2013 yılında Türkiye'nin gerçekleştirdiği 251,7 milyar dolarlık ithalatın 11 milyar 395 milyon dolarlık kısmı TL cinsinden yapılırken, 2012 yılına göre yüzde 20,2 oranında artış gözlendi. 2006 yılında ithalatın 1,1 milyarlık kısmı (yüzde 0,76) yerel para karşılığında yapılırken, her yıl ortalama yüzde 40'lık artışla 11,4 milyar dolara (yüzde 4,53) yükseldi.

Benzer şekilde Türkiye, ihracatında da TL kullanımını yıllar itibariyle artırarak, payını yüzde 0,94'ten yüzde 3,53 düzeyine çıkarttı.

- "Dış ticarette TL kullanımı Türkiye'ye olan güven ve istikrardan hem de dış politikada kat edilen yol olarak görülmeli"

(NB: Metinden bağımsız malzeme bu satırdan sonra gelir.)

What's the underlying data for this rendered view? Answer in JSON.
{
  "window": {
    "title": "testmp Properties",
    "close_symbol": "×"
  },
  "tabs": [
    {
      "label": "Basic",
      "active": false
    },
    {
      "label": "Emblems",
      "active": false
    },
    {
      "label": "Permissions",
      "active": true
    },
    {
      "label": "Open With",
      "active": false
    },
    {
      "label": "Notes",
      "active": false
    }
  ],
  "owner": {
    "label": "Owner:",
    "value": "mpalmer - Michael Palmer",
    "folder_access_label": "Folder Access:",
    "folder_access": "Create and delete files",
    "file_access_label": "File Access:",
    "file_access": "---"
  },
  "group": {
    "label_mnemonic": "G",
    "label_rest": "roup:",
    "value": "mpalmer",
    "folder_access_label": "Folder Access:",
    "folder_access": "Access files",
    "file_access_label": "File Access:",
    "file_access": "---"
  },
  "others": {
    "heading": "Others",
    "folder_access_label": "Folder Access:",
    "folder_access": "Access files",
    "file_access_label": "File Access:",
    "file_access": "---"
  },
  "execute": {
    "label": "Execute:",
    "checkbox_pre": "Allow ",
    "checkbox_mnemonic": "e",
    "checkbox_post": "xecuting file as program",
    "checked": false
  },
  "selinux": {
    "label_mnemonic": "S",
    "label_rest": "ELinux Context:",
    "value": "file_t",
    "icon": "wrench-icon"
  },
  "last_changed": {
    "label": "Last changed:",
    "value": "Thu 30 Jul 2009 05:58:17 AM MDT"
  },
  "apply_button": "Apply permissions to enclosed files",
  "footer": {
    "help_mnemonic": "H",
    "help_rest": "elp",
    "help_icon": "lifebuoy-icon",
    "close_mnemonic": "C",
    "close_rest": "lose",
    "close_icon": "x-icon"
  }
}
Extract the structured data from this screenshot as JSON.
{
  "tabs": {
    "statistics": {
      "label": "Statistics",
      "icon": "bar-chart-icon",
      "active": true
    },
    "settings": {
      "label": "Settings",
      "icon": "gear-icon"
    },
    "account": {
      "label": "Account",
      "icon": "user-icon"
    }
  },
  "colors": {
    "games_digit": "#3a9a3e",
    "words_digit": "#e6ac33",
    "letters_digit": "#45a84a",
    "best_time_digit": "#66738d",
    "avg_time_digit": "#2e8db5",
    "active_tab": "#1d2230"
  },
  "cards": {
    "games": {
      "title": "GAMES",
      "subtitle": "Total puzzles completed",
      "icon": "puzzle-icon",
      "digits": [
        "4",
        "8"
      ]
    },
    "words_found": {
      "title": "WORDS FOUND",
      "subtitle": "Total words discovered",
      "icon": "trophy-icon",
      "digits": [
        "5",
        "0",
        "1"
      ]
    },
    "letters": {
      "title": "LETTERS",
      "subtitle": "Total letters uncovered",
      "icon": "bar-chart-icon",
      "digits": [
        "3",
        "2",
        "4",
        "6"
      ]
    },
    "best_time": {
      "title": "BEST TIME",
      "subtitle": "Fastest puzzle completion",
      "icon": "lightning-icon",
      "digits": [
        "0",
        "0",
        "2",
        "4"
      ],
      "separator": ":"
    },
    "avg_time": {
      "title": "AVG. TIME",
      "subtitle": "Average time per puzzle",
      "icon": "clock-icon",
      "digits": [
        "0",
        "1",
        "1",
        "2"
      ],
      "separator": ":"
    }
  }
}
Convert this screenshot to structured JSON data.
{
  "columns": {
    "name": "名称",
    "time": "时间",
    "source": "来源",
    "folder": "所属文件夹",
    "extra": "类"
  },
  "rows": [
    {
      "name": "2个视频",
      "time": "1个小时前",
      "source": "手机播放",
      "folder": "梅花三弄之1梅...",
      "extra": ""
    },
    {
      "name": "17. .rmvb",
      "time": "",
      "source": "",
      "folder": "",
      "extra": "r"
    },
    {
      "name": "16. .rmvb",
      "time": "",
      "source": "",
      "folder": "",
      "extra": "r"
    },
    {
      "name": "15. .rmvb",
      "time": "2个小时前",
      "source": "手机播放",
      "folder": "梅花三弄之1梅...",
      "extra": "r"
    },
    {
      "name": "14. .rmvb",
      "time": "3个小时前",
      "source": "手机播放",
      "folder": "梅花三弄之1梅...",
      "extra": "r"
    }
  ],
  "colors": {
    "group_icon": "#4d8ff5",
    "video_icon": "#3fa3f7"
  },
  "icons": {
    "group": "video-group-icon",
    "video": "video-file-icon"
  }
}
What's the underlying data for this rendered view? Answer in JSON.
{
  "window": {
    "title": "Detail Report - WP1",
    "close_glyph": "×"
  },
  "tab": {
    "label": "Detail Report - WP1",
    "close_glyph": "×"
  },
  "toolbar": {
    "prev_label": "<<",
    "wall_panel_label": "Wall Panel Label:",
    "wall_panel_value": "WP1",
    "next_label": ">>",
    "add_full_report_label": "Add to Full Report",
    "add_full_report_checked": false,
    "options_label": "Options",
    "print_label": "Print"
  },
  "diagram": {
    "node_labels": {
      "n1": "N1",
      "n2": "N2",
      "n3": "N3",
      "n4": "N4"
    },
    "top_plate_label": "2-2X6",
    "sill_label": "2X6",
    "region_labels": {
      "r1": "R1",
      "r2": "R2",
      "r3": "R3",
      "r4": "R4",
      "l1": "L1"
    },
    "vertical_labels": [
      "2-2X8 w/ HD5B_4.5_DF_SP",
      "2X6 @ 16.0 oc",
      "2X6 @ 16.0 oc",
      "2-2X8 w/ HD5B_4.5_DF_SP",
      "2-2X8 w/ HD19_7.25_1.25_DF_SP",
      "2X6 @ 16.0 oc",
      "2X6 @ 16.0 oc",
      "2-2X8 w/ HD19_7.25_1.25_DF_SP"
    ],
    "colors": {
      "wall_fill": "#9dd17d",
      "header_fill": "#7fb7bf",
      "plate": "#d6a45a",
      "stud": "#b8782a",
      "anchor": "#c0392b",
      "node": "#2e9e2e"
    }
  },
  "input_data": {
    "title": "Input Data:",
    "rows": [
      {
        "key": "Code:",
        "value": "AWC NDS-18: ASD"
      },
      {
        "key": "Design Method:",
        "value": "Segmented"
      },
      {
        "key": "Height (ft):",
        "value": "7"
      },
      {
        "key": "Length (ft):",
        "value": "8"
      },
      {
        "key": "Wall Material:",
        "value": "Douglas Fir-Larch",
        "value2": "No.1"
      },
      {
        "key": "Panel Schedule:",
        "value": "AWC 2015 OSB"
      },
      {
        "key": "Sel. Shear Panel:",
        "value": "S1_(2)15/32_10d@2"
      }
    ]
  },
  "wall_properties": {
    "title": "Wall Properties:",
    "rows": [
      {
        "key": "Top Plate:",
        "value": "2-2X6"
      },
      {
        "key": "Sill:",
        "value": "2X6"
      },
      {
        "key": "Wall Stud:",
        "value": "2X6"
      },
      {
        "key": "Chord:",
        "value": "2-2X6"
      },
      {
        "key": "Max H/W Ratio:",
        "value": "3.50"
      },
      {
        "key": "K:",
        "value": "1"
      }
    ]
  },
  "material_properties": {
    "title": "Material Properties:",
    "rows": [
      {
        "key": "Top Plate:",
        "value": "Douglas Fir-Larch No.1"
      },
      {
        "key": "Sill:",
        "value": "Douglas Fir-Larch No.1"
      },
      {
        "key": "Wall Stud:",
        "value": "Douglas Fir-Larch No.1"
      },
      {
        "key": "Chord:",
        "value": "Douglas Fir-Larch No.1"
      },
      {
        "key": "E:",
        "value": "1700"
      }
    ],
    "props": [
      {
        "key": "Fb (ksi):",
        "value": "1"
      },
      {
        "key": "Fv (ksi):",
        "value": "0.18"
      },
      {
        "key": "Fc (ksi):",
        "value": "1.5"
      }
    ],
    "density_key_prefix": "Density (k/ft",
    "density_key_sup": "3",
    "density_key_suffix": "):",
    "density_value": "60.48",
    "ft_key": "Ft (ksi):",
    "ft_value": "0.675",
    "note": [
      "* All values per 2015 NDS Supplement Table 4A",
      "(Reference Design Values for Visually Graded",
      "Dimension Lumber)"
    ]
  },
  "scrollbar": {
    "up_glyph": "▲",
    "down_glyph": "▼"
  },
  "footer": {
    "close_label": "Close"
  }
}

Konuyla ilgili AA muhabirine değerlendirmelerde bulunan Odeabank Ekonomik Araştırmalar Müdürü İnanç Sözer, cari açığının çoğunun dış ticaret açığındaki net Döviz talebinden oluştuğunu belirtti.

Sözer, şunları kaydetti:

"Eğer biz bu talebi dolar cinsinden değil de TL cinsinden karşılayabilseydik; Merkez Bankası, TL basma yetkisine sahip olduğu için kurlar üzerindeki baskı önemli ölçüde hafifleyecekti. Ama burada ikili bir ticari anlaşma şart. Karşı tarafın TL ile ödemeyi kabul etmesi gerekiyor. Bu yüzden gelecek görünümü yapılırken, Türkiye'nin dış politikası çok önem arz ediyor. Dış ticarette TL'yi ya da dolar cinsi değil de diğer gelişmekte olan ülke para birimlerinin kullanılabiliyor olması, dolar üzerindeki baskıyı önemli derecede hafifletecektir. Aksi takdirde TL ve diğer gelişmekte olan ülke para birimlerinin kullanılamıyor olması hem ihracatçılar hem de ithalatçılar tarafından dolar ve euroya olan talebi yüksek kalmaya devam edecektir."

Hem enflasyonun kura geçişkenliğini hem de büyümede beklentileri yönetme açısından, kurlar üzerindeki baskıyı etkilemek adına dış ticarette TL kullanımını artırmanın önemli olduğuna dikkati çeken Sözer, "Dış ticarette Türk Lirası kullanımının yüzde 1'lerden yüzde 4'lere ulaşması hem Türkiye'ye olan güven ve istikrardan hem de dış politikada katedilen yol olarak görülmelidir" dedi.